Considerations for data management

Uniqueness of PATIENT ID

Each table in this document is shown with the PATIENT field as part of the unique identifier for each record, in many cases it might be necessary to specify both PATIENT and COHORT as identifier since the PATIENT id might not be unique across cohorts, this should however be implemented only if needed.

Another solution, which might be worth considering when building the final dataset for the analysis, is to concatenate the patient id and the cohort id into a single unique new patient id.

Duplicate records
Transposition of the flat format data, where there is one record per patient, into a normalised structure that has multiple rows per patient requires that the combination of PATIENT, TYPE_ID and LAB_DATE is unique for each row in the table.
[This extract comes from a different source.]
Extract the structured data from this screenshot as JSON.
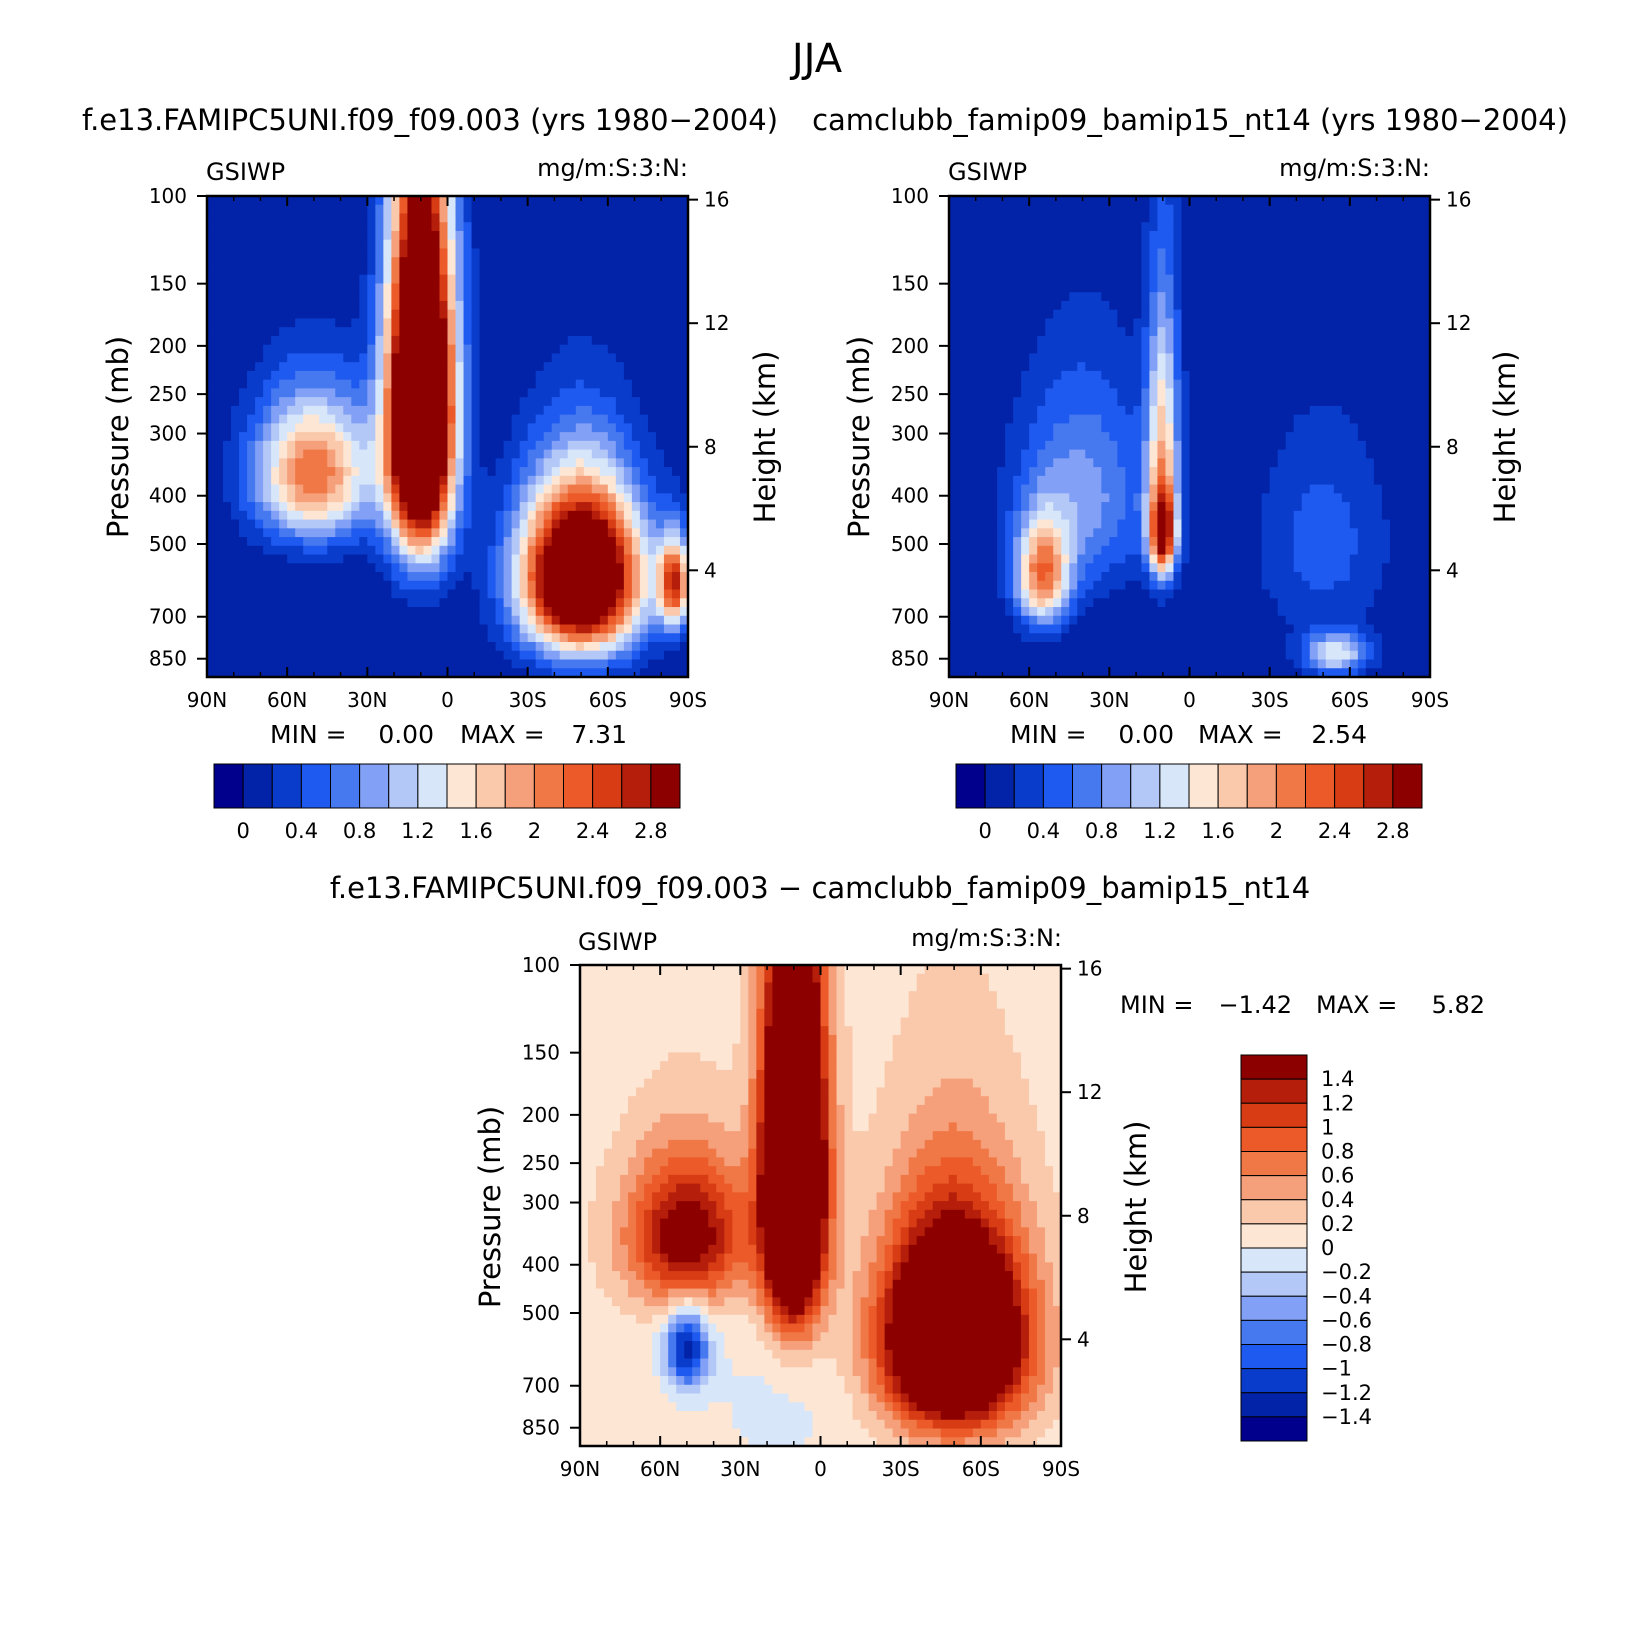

The normalised structure and the relational model does not allow for duplicate records like in the following table to exist:

PATIENT TYPE_ID LAB_DATE LAB_VAL LAB_UNIT
999999 1 2000-01-01 15 U/l
999999 1 2000-01-01 15 U/l

The typical solution to this is to generate an auto-incremented value – RECORD_ID - for each record in the table:

RECORD_ID PATIENT TYPE_ID LAB_DATE LAB_VAL LAB_UNIT
1 999999 1 2000-01-01 15 U/l
2 999999 1 2000-01-01 15 U/l

But it can, and should be dealt with in the design of the study. The presence of duplicate records like in the example shown above might not make any sense; if they did occur it then would be on account of a recording error. If, however, it was important to keep records that show measurements taken the same day but at different times, the format of the LAB_DATE shouldn’t be date (YYYY-MM-DD) but instead should be date-time (YYYY-MM-DD hh:mm:ss):

PATIENT TYPE_ID LAB_DATE LAB_VAL LAB_UNIT
999999 1 2000-01-01 10:00:00 15 U/l
999999 1 2000-01-01 14:00:00 15 U/l

Different and more sophisticated methods to make records unique will be presented later in this document under the definition of the LAB table.